Yuri Masnyj’s art bears the burden of historical and theoretical self-consciousness lightly but unwaveringly. Mr. Masnyj uses a set of handcrafted shapes over and over again in his sculptures: black bottles, imaginary books, stringless replicas of acoustic guitars, wooden beads, modernist geometric sculptures, and pieces of wood that are painted in such a way as to suggest backward or forward movement in space. Many of these objects appear in still-life paintings throughout art history. His drawings of pictures hanging on walls in vaguely delineated interior spaces almost always include pictures within pictures, posters, paintings, and drawings that emulate the styles of Modernist masters such as Picasso. The perspective suggested by the linear elements inevitably gets contradicted or distorted. These are not drawings from life, however; they are psychic spaces or mental constructs. The drawings represent a recycling and transformation of the formal language of modernist art.

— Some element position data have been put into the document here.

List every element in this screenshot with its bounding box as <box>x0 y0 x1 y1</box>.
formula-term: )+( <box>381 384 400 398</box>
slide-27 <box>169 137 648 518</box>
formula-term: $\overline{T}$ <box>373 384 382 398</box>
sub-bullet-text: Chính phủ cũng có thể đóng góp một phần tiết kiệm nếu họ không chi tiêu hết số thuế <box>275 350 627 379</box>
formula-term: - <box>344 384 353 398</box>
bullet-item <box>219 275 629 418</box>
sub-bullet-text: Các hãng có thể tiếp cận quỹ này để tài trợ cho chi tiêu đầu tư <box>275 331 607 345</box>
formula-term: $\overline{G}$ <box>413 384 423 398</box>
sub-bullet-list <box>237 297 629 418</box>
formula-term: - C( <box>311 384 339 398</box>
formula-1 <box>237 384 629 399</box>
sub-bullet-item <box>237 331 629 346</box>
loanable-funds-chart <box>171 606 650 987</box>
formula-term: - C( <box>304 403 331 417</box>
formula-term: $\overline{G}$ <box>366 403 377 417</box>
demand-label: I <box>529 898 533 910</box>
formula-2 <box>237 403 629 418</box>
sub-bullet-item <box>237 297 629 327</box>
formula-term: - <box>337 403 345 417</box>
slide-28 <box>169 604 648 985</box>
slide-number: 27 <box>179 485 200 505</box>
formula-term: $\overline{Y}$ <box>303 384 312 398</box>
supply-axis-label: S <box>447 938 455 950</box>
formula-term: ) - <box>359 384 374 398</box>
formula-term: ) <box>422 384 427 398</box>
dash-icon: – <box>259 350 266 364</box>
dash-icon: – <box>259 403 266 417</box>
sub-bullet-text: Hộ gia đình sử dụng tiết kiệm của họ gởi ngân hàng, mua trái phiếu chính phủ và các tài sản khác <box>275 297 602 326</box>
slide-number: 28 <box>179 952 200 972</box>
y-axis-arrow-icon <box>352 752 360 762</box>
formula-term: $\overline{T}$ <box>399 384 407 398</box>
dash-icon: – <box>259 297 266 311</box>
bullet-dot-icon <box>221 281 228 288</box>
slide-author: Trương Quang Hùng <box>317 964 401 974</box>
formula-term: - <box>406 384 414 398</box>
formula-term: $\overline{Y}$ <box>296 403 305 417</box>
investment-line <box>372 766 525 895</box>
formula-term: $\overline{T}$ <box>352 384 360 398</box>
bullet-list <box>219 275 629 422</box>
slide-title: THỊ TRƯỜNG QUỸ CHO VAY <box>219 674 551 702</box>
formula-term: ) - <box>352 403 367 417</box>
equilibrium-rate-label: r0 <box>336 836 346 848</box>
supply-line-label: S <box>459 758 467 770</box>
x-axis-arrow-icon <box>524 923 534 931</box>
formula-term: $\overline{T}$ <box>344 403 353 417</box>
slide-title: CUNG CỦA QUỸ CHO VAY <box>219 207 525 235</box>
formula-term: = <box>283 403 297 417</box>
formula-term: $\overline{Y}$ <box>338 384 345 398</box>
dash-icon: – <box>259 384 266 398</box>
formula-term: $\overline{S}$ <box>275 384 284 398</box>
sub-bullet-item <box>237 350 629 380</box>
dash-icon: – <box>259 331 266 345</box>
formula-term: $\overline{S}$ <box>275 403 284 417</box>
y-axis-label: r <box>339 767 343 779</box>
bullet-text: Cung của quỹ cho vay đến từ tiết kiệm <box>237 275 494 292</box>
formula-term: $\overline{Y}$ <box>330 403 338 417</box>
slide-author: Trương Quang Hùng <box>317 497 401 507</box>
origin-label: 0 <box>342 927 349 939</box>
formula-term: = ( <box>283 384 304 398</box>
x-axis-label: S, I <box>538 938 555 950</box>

A number of sculptures and drawings in the exhibition are titled “Not yet titled.” This suggests that they are in a state of becoming. Mr. Masnyj transforms modernist formal devices and elements of genre painting into a new system of signs and symbols. After all, as the title of the show indicates, “The Night’s Still Young.”

A long black bookshelf shape filled with faux books, beads, sculptures, and bottles, “Not yet titled” (2007), reads as a piece of furniture and stand-alone sculpture simultaneously. The imaginary books that appear in Mr. Masnyj’s drawings and sculptures have words and letters on their spines that could have been lifted from Russian Constructivist posters. As symbols they are neither real nor unreal, neither abstract nor concrete, and neither rational nor irrational. They are enigmatic symbols of the pervasive influence of past culture, but since they are original objects they have the potential to offer us a way forward.

Until July 31 (519 W. 24th St., between Tenth and Eleventh avenues, 212-206-7100).